In Response To Ester

I read Ester’s piece last night about how one can’t make a living as a writer because writing isn’t a job and I just have to ask, what the heck am I beating my head against the wall for then?! I’ve been diligently studying the craft since I first read an ad from AWAI back in the summer of ‘15, not to say I haven’t dabbled in writing for some time, but, since I read that ad about becoming a Barefoot Writer and living the “dream”, it’s all I’ve been able to think about. I’ve taken classes on Udemy, Skillshare and become a member of the Barefoot Writer’s Club ( mainly to get the magazine that’s chock full of tips and advice, not to mention, contests!)

Now, I put in my time working a real job in the medical field for 22 years, then had a mini-meltdown and my hubby let me ”retire” early. Since then I’ve tried all kinds of ways to make money, from crafting to blogging and side jobs here and there. He tells me not to worry about it, I quit to keep my stress level down so I don’t have a breakout, but I am an independent woman and I kinda like having my own money for spending as I choose. I feel guilty spending money, even if he tells me it’s our money, because I don’t have a “real” job anymore. (well, now I do, I’m a part-time caregiver) That’s beside the point. Now I’m on a mission. This place, AWAI tells me, you can make thousands of dollars being a copywriter and if I was doing that, my husband could retire.

Problem is, their programs are so expensive, I started looking for other ways and started reading everything I could get my hands on about freelancing, writing for the web and entering writing contests to try to win money. So far, I’ve gotten zilch, but I keep trying. My husband is somewhat supportive and even bought me this Mac I’m using to tell my tale of miserable failure but hey, my blog is doing pretty good anyway.(no money but about 55 followers) My hero since I’ve been reading all of your wonderful stories here on Medium is Nicole Dieker, especially when she reports how much she’s made writing. I call that a real job! She makes lots of money (and hustles her butt off) but hey, doesn’t that prove that it CAN be done? I continue to plug along, trying to pitch my articles and write stories to gain experience and someday, I hope I can say “I’m a writer, it’s what I do for a living” and mean it.

No, I have’nt really tried to write a white paper or case study, my writer’s website needs alot of work and maybe I’m trying too hard in all the wrong places, but I will get there. I get inspired by all of your stories and honestly, I’d rather be writing something creative than something technical and I guess that’s why I chose blogging over copywriting for the time being. I just don’t have the time alot of other people do to devote to the craft, I, like other people I read about last night, feel guilty if I’m writing instead of cleaning house or working on other projects, so I don’t spend enough time seeking out the money-making opportunities.

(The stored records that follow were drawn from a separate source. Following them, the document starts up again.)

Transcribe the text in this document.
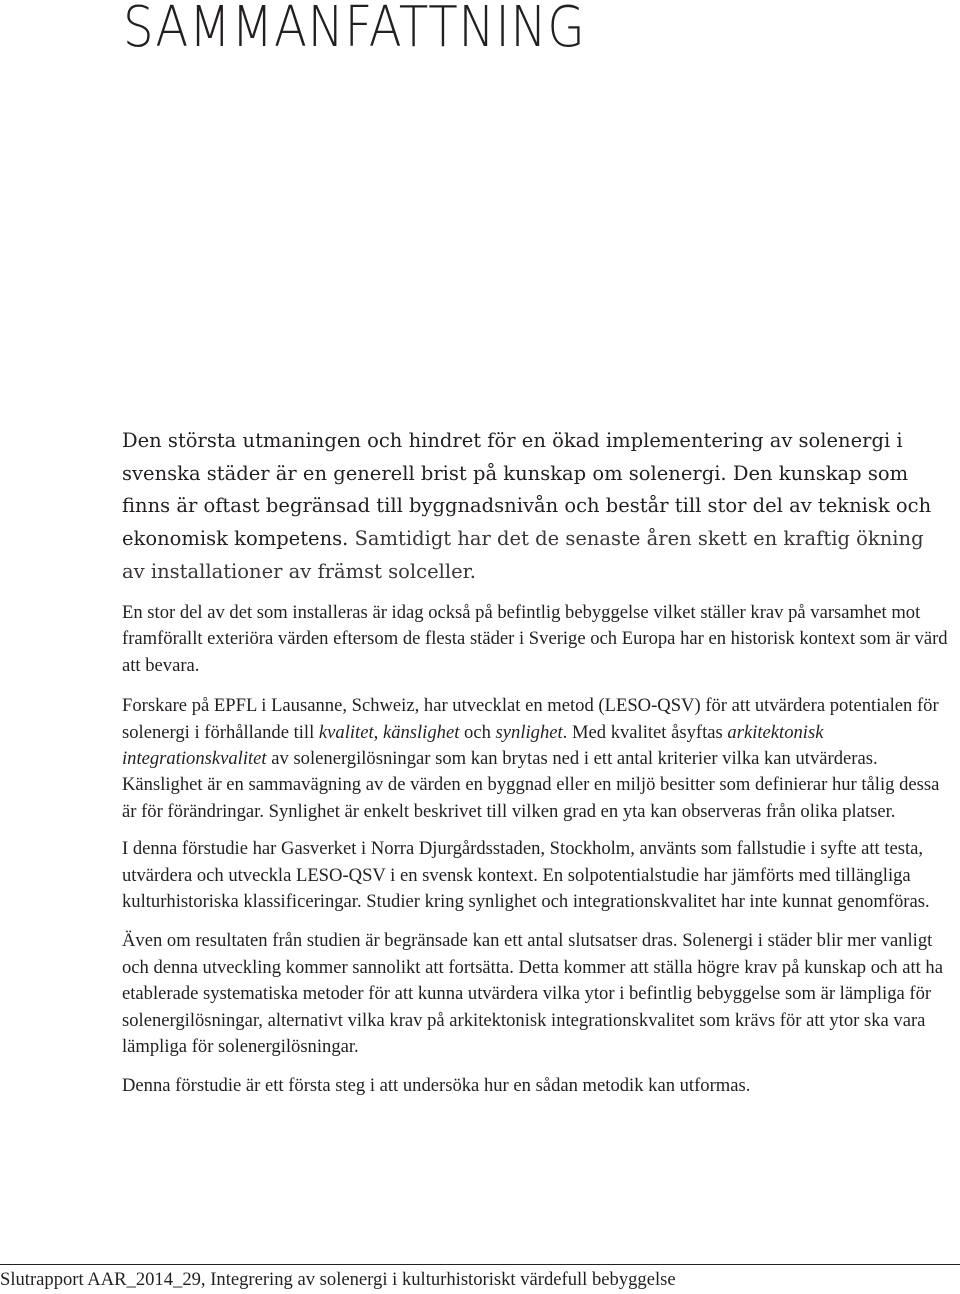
SAMMANFATTNING

Den största utmaningen och hindret för en ökad implementering av solenergi i svenska städer är en generell brist på kunskap om solenergi. Den kunskap som finns är oftast begränsad till byggnadsnivån och består till stor del av teknisk och ekonomisk kompetens. Samtidigt har det de senaste åren skett en kraftig ökning av installationer av främst solceller.

En stor del av det som installeras är idag också på befintlig bebyggelse vilket ställer krav på varsamhet mot framförallt exteriöra värden eftersom de flesta städer i Sverige och Europa har en historisk kontext som är värd att bevara.

Forskare på EPFL i Lausanne, Schweiz, har utvecklat en metod (LESO-QSV) för att utvärdera potentialen för solenergi i förhållande till kvalitet, känslighet och synlighet. Med kvalitet åsyftas arkitektonisk integrationskvalitet av solenergilösningar som kan brytas ned i ett antal kriterier vilka kan utvärderas. Känslighet är en sammavägning av de värden en byggnad eller en miljö besitter som definierar hur tålig dessa är för förändringar. Synlighet är enkelt beskrivet till vilken grad en yta kan observeras från olika platser.

I denna förstudie har Gasverket i Norra Djurgårdsstaden, Stockholm, använts som fallstudie i syfte att testa, utvärdera och utveckla LESO-QSV i en svensk kontext. En solpotentialstudie har jämförts med tillängliga kulturhistoriska klassificeringar. Studier kring synlighet och integrationskvalitet har inte kunnat genomföras.

Även om resultaten från studien är begränsade kan ett antal slutsatser dras. Solenergi i städer blir mer vanligt och denna utveckling kommer sannolikt att fortsätta. Detta kommer att ställa högre krav på kunskap och att ha etablerade systematiska metoder för att kunna utvärdera vilka ytor i befintlig bebyggelse som är lämpliga för solenergilösningar, alternativt vilka krav på arkitektonisk integrationskvalitet som krävs för att ytor ska vara lämpliga för solenergilösningar.

Denna förstudie är ett första steg i att undersöka hur en sådan metodik kan utformas.

Slutrapport AAR_2014_29, Integrering av solenergi i kulturhistoriskt värdefull bebyggelse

Heck, my blog isn’t even monetized because I screwed up and built it on a free platform but if I could start making money, I would change all that. Right now I’m satisfied with just getting something published to add to my portfolio. It’s really hard starting out as a freelancer and I still have alot to learn. I will keep reading and writing though and I’m interested in writing for the Weekly Knob, so, here I go. I’m Kim by the way, nice to meet you all and no offense to Ester, maybe she’s right after all.